Unfortunately, the big majority of change initiatives fail. After investing a decent amount of money, it is hard to admit the failure and look for a real change in the course. Martin Harshberger talks in this article about three factors that thwart change – People, Compliancy and Communication. People are indeed one of the top reasons that hinder change. Our nature is to avoid change as long as we can. If we want the change to happen, we need to change the behavior of us and of our leadership.
Change is a very demanding process that makes most of the people some hard time. Stress at work, which is very common nowadays prevents us from realizing all our potential capacity and being more efficient for the organization. Kirsten Walker discusses here mindfulness and its contribution for a better change. She argues that practicing mindfulness can be a good answer to resistance to change as well as for lead it. When we focus on one goal, instead of being occupied with many tasks, we can be much more productive, and consequently, deliver the change in a better fashion.

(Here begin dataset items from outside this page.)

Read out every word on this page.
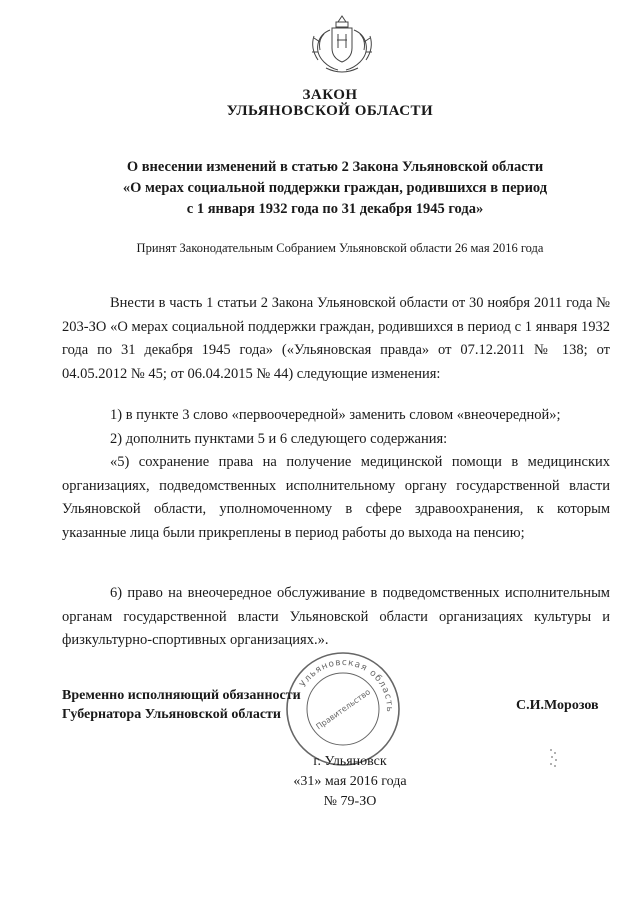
ЗАКОН
УЛЬЯНОВСКОЙ ОБЛАСТИ
О внесении изменений в статью 2 Закона Ульяновской области
«О мерах социальной поддержки граждан, родившихся в период
с 1 января 1932 года по 31 декабря 1945 года»
Принят Законодательным Собранием Ульяновской области 26 мая 2016 года

Внести в часть 1 статьи 2 Закона Ульяновской области от 30 ноября 2011 года № 203-ЗО «О мерах социальной поддержки граждан, родившихся в период с 1 января 1932 года по 31 декабря 1945 года» («Ульяновская правда» от 07.12.2011 № 138; от 04.05.2012 № 45; от 06.04.2015 № 44) следующие изменения:

1) в пункте 3 слово «первоочередной» заменить словом «внеочередной»;

2) дополнить пунктами 5 и 6 следующего содержания:

«5) сохранение права на получение медицинской помощи в медицинских организациях, подведомственных исполнительному органу государственной власти Ульяновской области, уполномоченному в сфере здравоохранения, к которым указанные лица были прикреплены в период работы до выхода на пенсию;

6) право на внеочередное обслуживание в подведомственных исполнительным органам государственной власти Ульяновской области организациях культуры и физкультурно-спортивных организациях.».

Временно исполняющий обязанности
Губернатора Ульяновской области
С.И.Морозов
Ульяновская область
Правительство
г. Ульяновск
«31» мая 2016 года
№ 79-ЗО
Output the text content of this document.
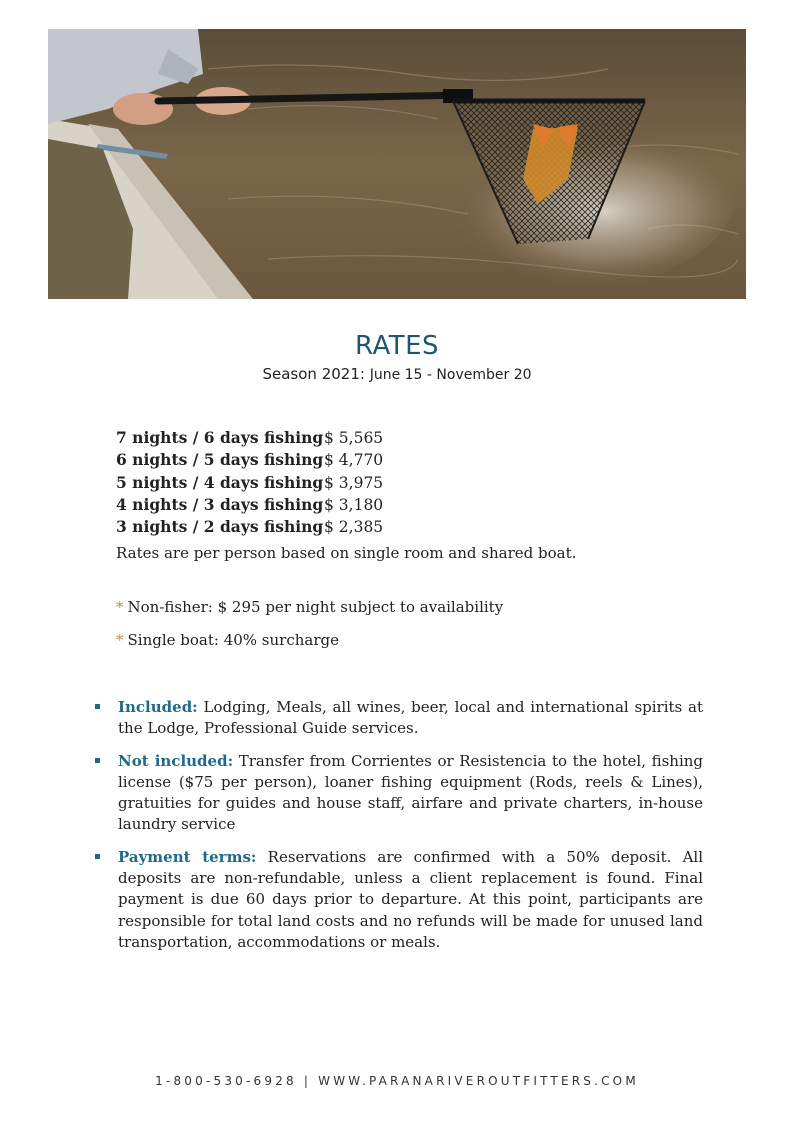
RATES
Season 2021: June 15 - November 20
7 nights / 6 days fishing$ 5,565
6 nights / 5 days fishing$ 4,770
5 nights / 4 days fishing$ 3,975
4 nights / 3 days fishing$ 3,180
3 nights / 2 days fishing$ 2,385

Rates are per person based on single room and shared boat.

* Non-fisher: $ 295 per night subject to availability

* Single boat: 40% surcharge

Included: Lodging, Meals, all wines, beer, local and international spirits at the Lodge, Professional Guide services.
Not included: Transfer from Corrientes or Resistencia to the hotel, fishing license ($75 per person), loaner fishing equipment (Rods, reels & Lines), gratuities for guides and house staff, airfare and private charters, in-house laundry service
Payment terms: Reservations are confirmed with a 50% deposit. All deposits are non-refundable, unless a client replacement is found. Final payment is due 60 days prior to departure. At this point, participants are responsible for total land costs and no refunds will be made for unused land transportation, accommodations or meals.
1-800-530-6928 | WWW.PARANARIVEROUTFITTERS.COM
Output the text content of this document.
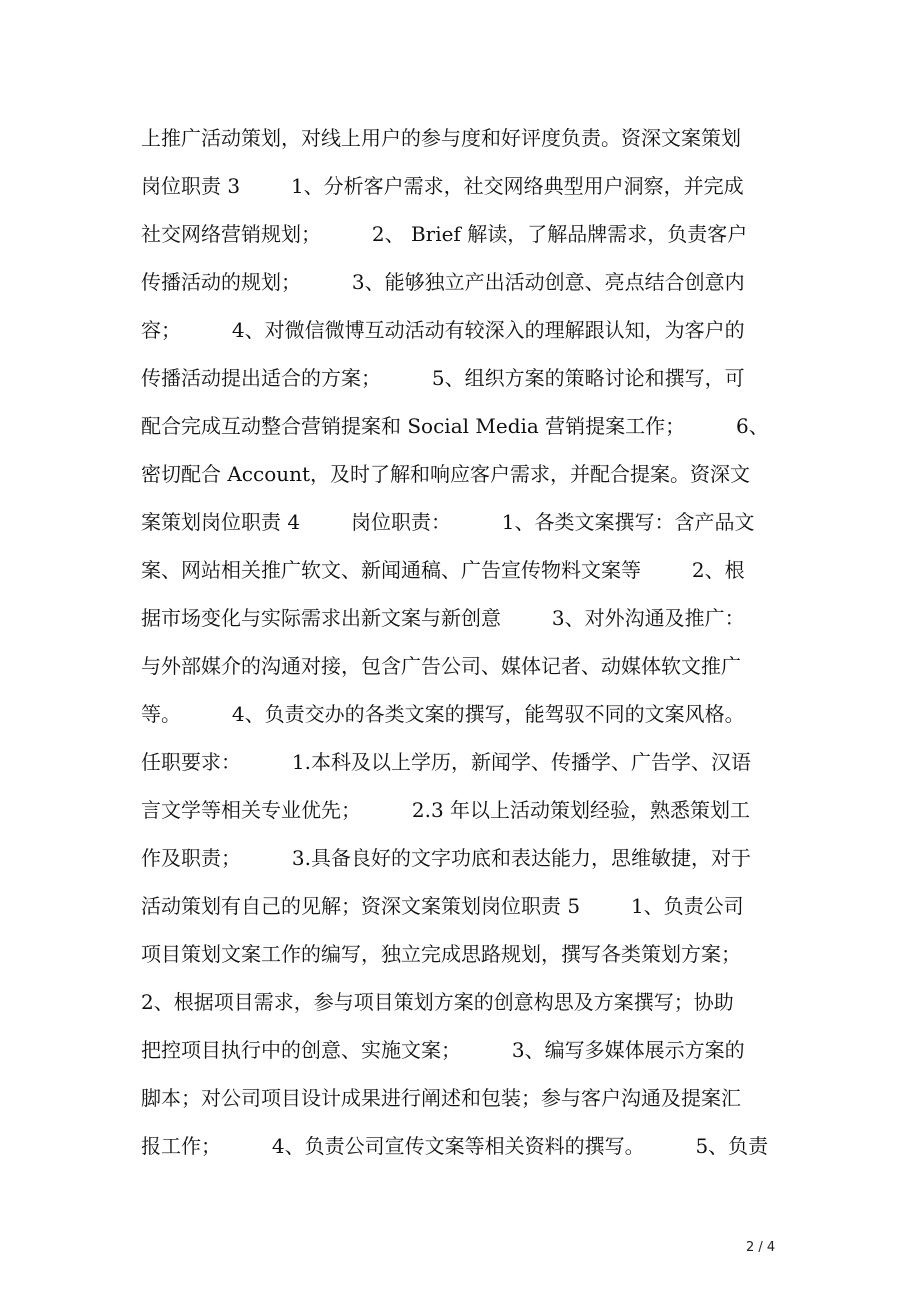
上推广活动策划，对线上用户的参与度和好评度负责。资深文案策划
岗位职责 3        1、分析客户需求，社交网络典型用户洞察，并完成
社交网络营销规划；        2、 Brief 解读，了解品牌需求，负责客户
传播活动的规划；        3、能够独立产出活动创意、亮点结合创意内
容；        4、对微信微博互动活动有较深入的理解跟认知，为客户的
传播活动提出适合的方案；        5、组织方案的策略讨论和撰写，可
配合完成互动整合营销提案和 Social Media 营销提案工作；        6、
密切配合 Account，及时了解和响应客户需求，并配合提案。资深文
案策划岗位职责 4        岗位职责：        1、各类文案撰写：含产品文
案、网站相关推广软文、新闻通稿、广告宣传物料文案等        2、根
据市场变化与实际需求出新文案与新创意        3、对外沟通及推广：
与外部媒介的沟通对接，包含广告公司、媒体记者、动媒体软文推广
等。        4、负责交办的各类文案的撰写，能驾驭不同的文案风格。
任职要求：        1.本科及以上学历，新闻学、传播学、广告学、汉语
言文学等相关专业优先；        2.3 年以上活动策划经验，熟悉策划工
作及职责；        3.具备良好的文字功底和表达能力，思维敏捷，对于
活动策划有自己的见解；资深文案策划岗位职责 5        1、负责公司
项目策划文案工作的编写，独立完成思路规划，撰写各类策划方案；
2、根据项目需求，参与项目策划方案的创意构思及方案撰写；协助
把控项目执行中的创意、实施文案；        3、编写多媒体展示方案的
脚本；对公司项目设计成果进行阐述和包装；参与客户沟通及提案汇
报工作；        4、负责公司宣传文案等相关资料的撰写。        5、负责
2 / 4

Since change is difficult, as discussed earlier, creative ways to deliver change are required. The traditional belief talks about communicating the change to as many employees as possible. In this article, Juliane Parsons suggests another theory. She believes that the critical number is 16% of the employees. Once you have reached this number, these innovators and early adopters will serve as opinion leaders and will defuse the change. In this article you can find some good tips on how exactly you can make this method work.
Mike Lehr agrees about the aforementioned concept, though he talks about different numbers. According to a study he relays on, it requires only 5% to influence everyone. The important thing, as claimed, is that these 5%, who are the initiators, would not be just scattered around the organization, rather will be consolidated so they can support each other and become much more powerful and possess greater effect on the organizational change.
When something goes wrong the only right thing to do is to investigate it. The problem is that the conclusions are frequently not implemented, and the mistakes recur. David Buchanan thinks that change is supposed to be routine and lessons should be learnt. If you don’t implement changes, the failures will happen again. He presents three main common difficulties of post-incident change: Approach, Causality and Process. Approach, which I find extremely important, talks about the tendency to blame individuals, instead of understanding that we need to look what conditions allowed this to happen, and to fix them.
Change management is complicated and sometime cumbersome process, if we want to facilitate it and make it more beneficial we must recognize its barriers. In this article you could find five examples for such barriers, that once they are understood, better strategies for implementing change may be created. One of those that I, personally, think is very significant, is the lack of effective communication strategy. Declaring a change will not deliver the change by itself. In order to achieve a successful change, we have to ensure that the employees are familiar with all the meanings and consequences of it.